Sunday 19 September 2021

On demand: "Siberia"

To put it bluntly, Siberia is writer-director Abel Ferrara and star Willem Dafoe getting into some shit. Billed as "an exploration into the language of dreams" - and as Scooby-Doo would say, ruh-roh - it opens with Dafoe recounting a memory (Ferrara's own?) of his father taking his six-year-old self on a fishing expedition in the icy Canadian wilderness, during which the husky dogs started nipping at his toes. Dogs keep cropping up in these 90 minutes, both as motif and recurring nightmare. Sometimes they're seen fulfilling a purpose as sled-pullers. Sometimes they're heard but not seen, howling offscreen. Every so often, one slips its leash and goes for somebody's throat. The film itself is very much a stray, an extended fugue that follows Dafoe's manfully named Clint, a bartender who's exiled himself in a snow-covered valley, as he saddles up his own huskies and sets out into the darker corners of a world that encompasses murder, genocide, castration, ugly bouts of death metal and multiple selves. We are, in short, being led by a gnarled hand into the least compromising of modern American filmmakers' fantasies, with no map or compass to reassure us. I'd advise you to bring waterproofed clothing, stout walking shoes, and perhaps some Kendal Mint Cake to sustain you during Siberia's rockier stretches. 

For a while, those fantasies seem perilously banal and familiar: in the opening moments, Clint has it away with a pregnant woman who walks into his bar, handily if improbably naked under her coat. (She is literally all fur coat and no knickers.) As our protagonist sets out on his long dark night of the soul, it's evident Ferrara subscribes to an idea of the creative as a solitary male figure, passing into a coldly indifferent landscape in search of answers, inspiration, anything. I had two immediate issues with this: one, Dafoe on a dogsled bears an unintended resemblance to Jean-Claude van Damme in those Coors ads; and two, Ferrara has been more prolific this past decade than he ever was at the start of his career. The landscape really can't be that indifferent if he's getting the money and greenlight to make a movie as personal, difficult and non-commercial as this. Still, we plough on, and soon enter properly captivating territory. Shot by Stefano Falivene on location in Germany, Mexico and Italy, Siberia boasts some of the most compelling landscapes - and most accomplished mixing-and-matching of landscapes (mountains, deserts, forests) - as the cinema has showcased in some while. (It's a pity that after taking a bow at last year's London Film Festival, the film has bypassed UK cinemas to debut on subscription streaming.)

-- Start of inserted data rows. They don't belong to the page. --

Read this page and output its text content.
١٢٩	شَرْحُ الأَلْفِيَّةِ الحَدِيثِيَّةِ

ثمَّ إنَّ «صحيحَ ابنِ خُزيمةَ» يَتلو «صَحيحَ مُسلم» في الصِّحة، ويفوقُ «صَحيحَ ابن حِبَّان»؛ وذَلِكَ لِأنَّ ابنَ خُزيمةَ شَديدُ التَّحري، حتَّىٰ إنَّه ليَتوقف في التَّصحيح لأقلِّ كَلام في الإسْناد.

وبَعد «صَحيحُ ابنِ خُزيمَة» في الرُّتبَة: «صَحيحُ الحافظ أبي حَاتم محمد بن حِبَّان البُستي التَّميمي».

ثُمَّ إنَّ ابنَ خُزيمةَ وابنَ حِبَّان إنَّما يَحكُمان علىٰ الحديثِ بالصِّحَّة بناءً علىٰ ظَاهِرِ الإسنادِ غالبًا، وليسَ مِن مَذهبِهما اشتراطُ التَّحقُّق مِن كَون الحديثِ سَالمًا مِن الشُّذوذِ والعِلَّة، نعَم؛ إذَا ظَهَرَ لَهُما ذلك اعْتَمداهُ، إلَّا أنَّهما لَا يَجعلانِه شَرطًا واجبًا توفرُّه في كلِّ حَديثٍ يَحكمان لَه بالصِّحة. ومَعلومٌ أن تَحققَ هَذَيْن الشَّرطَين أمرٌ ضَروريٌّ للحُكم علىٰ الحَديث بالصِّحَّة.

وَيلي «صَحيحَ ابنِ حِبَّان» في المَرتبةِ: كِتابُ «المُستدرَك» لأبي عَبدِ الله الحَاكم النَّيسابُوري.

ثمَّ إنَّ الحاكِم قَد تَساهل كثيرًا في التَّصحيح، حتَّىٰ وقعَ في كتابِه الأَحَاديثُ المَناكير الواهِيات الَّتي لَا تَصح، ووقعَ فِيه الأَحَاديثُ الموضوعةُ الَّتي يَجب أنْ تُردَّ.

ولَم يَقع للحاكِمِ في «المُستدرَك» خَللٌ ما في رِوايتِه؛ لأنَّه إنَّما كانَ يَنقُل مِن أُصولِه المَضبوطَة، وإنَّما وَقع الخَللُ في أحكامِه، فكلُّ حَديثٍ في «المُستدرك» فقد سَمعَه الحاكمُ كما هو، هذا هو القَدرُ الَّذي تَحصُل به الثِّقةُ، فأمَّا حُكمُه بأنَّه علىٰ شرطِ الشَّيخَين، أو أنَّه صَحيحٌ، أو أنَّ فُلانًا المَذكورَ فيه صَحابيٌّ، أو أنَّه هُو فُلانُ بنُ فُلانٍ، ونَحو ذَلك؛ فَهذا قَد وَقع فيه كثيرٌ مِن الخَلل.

What Siberia resembles above all else is a latter-day Malick movie that's had its airy spirituality excised with a flick knife; left behind is a world as craggy and shadowy as the leading man's face, a universe that seems forever on the verge of apocalypse, either too cold or burning up. (Do artists have other temperatures?) It extends to a Brueghelian vision of men young and old being stripped and shot in the head, but also the sight of Dafoe dancing around a maypole in a pair of Ugg boots, an oddly funny idea of a happy place. (Funny because you can't ever imagine Ferrara going there, even in sensible footwear.) The material remains almost wilfully problematic: there's next to no filter between what's on the director's mind and what's been put on the screen. (The script has the ring of a first draft, and it's indicative of Dafoe's humanising skill that Siberia clears that hurdle.) The women who flit across these frames are either crones or shapeshifting, oft-naked temptresses; a nude performer with dwarfism is rolled on in a wheelchair as a character billed as The Demon. There may be a reason Ferrara has been working out of Italy, politically incorrect sanctuary of the guilt-ridden auteur: one suspects you'd have a hard time signing him up for a sensitivity-training seminar. His new film is very male, at the last: the work of a son trying to process the loss of his parents, bound up in the kind of trauma and grief that tends to be more successfully worked through on the psychiatrist's couch than it does on the cinema screen. Still, few filmmakers have confronted that loss so frontally, with such little apparent hesitancy about seeming obtuse, incoherent, perverse or dickish. Towards the end of his long day's journey into night, our protagonist encounters a Christ-like figure who counsels him to "be human: fuck up, shake your ass". Clutching that particular maxim firmly to its dark heart, Siberia emerges - believe it or not - as Ferrara's very own Field of Dreams: grubbier, grimier, more lived-in and fucked-up, naturally - but just about as riskily human as anything else in this singular filmography.

Siberia is now available for BFI Player subscribers to stream.